如果 watchType 设置为 FileProcessingMode.PROCESS_CONTINUOUSLY,当一个文件被修改时,它的内容会被完全重新处理。这可能会打破 “精确一次” 的语义,因为在文件末尾追加数据将导致重新处理文件的所有内容。
如果 watchType 设置为 FileProcessingMode.PROCESS_ONCE,source 扫描一次路径然后退出,无需等待 reader 读完文件内容。当然,reader 会继续读取数据,直到所有文件内容都读完。关闭 source 会导致在那之后不再有检查点。这可能会导致节点故障后恢复速度变慢,因为作业将从最后一个检查点恢复读取。
要运行本示例,需要准备好测试的数据文件,包括验证hdfs文件(需要有hadoop的环境)。

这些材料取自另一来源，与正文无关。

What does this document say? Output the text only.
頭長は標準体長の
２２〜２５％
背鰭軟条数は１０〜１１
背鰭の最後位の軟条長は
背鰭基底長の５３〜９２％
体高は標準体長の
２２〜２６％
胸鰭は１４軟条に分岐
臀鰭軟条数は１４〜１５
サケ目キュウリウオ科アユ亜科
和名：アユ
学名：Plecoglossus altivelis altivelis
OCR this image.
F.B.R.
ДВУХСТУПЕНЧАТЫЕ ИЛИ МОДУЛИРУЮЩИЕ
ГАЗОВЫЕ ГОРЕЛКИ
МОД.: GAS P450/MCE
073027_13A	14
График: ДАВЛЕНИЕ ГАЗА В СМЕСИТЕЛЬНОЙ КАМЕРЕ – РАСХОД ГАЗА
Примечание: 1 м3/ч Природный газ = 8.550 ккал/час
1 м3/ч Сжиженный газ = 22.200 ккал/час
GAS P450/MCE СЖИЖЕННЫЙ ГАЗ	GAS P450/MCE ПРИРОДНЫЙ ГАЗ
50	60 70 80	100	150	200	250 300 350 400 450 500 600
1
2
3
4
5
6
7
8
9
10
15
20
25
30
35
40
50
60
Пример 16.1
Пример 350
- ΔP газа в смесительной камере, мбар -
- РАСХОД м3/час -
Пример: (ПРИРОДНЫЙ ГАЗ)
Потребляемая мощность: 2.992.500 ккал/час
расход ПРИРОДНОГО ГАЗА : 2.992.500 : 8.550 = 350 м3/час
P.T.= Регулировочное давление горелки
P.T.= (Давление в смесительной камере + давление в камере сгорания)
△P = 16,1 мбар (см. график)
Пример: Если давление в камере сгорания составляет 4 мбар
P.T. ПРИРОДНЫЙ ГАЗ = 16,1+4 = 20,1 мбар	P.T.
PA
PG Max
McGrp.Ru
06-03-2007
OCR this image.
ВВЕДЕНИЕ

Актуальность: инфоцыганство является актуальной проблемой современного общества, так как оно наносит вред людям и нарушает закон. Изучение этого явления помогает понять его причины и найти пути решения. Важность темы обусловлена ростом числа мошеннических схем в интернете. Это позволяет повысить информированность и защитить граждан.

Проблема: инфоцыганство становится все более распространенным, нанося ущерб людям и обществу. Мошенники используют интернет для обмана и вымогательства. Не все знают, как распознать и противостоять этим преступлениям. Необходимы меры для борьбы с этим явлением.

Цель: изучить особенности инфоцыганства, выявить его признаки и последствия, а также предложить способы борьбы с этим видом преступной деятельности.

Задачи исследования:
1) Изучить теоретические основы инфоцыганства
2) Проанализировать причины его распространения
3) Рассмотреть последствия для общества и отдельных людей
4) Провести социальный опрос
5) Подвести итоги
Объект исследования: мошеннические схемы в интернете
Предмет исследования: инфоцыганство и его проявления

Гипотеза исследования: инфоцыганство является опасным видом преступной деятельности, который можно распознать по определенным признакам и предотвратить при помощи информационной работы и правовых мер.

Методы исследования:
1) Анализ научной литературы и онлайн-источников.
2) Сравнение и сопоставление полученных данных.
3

import org.apache.flink.api.common.RuntimeExecutionMode;
import org.apache.flink.api.common.io.FilePathFilter;
import org.apache.flink.api.common.typeinfo.BasicTypeInfo;
import org.apache.flink.api.common.typeinfo.TypeInformation;
import org.apache.flink.api.java.io.TextInputFormat;
import org.apache.flink.core.fs.Path;
import org.apache.flink.streaming.api.datastream.DataStream;
import org.apache.flink.streaming.api.datastream.SingleOutputStreamOperator;
import org.apache.flink.streaming.api.environment.StreamExecutionEnvironment;
import org.apache.flink.streaming.api.functions.source.ContinuousFileMonitoringFunction;
import org.apache.flink.streaming.api.functions.source.ContinuousFileReaderOperatorFactory;
import org.apache.flink.streaming.api.functions.source.FileProcessingMode;
import org.apache.flink.streaming.api.functions.source.TimestampedFileInputSplit;
/**
* @author alanchan
*/
public class TestFileSourceDemo {
static String fileDir = "D:\\workspace\\flink1.17-java\\testdatadir\\";
public static void readTextFile() throws Exception {
// env
StreamExecutionEnvironment env = StreamExecutionEnvironment.getExecutionEnvironment();
env.setRuntimeMode(RuntimeExecutionMode.AUTOMATIC);
// source
// 读取单个文件
DataStream<String> ds1 = env.readTextFile(fileDir + "file/words.txt");
// 读取文件夹
DataStream<String> ds2 = env.readTextFile(fileDir + "files");
// 读取压缩文件
DataStream<String> ds3 = env.readTextFile(fileDir + "zipfile/words.tar.gz");
// 读取hdfs文件
DataStream<String> ds4 = env.readTextFile("hdfs://server1:8020flinktest/words/1");
// transformation
// sink
ds1.print();
ds2.print();
ds3.print();
ds4.print();
// execute
env.execute();
}
public static void readFormatTextFile() throws Exception {
// env
StreamExecutionEnvironment env = StreamExecutionEnvironment.getExecutionEnvironment();
env.setRuntimeMode(RuntimeExecutionMode.AUTOMATIC);
// source
// env.readTextFile(filePath)
// env.readFile(inputFormat, filePath)
// env.readTextFile(filePath, charsetName)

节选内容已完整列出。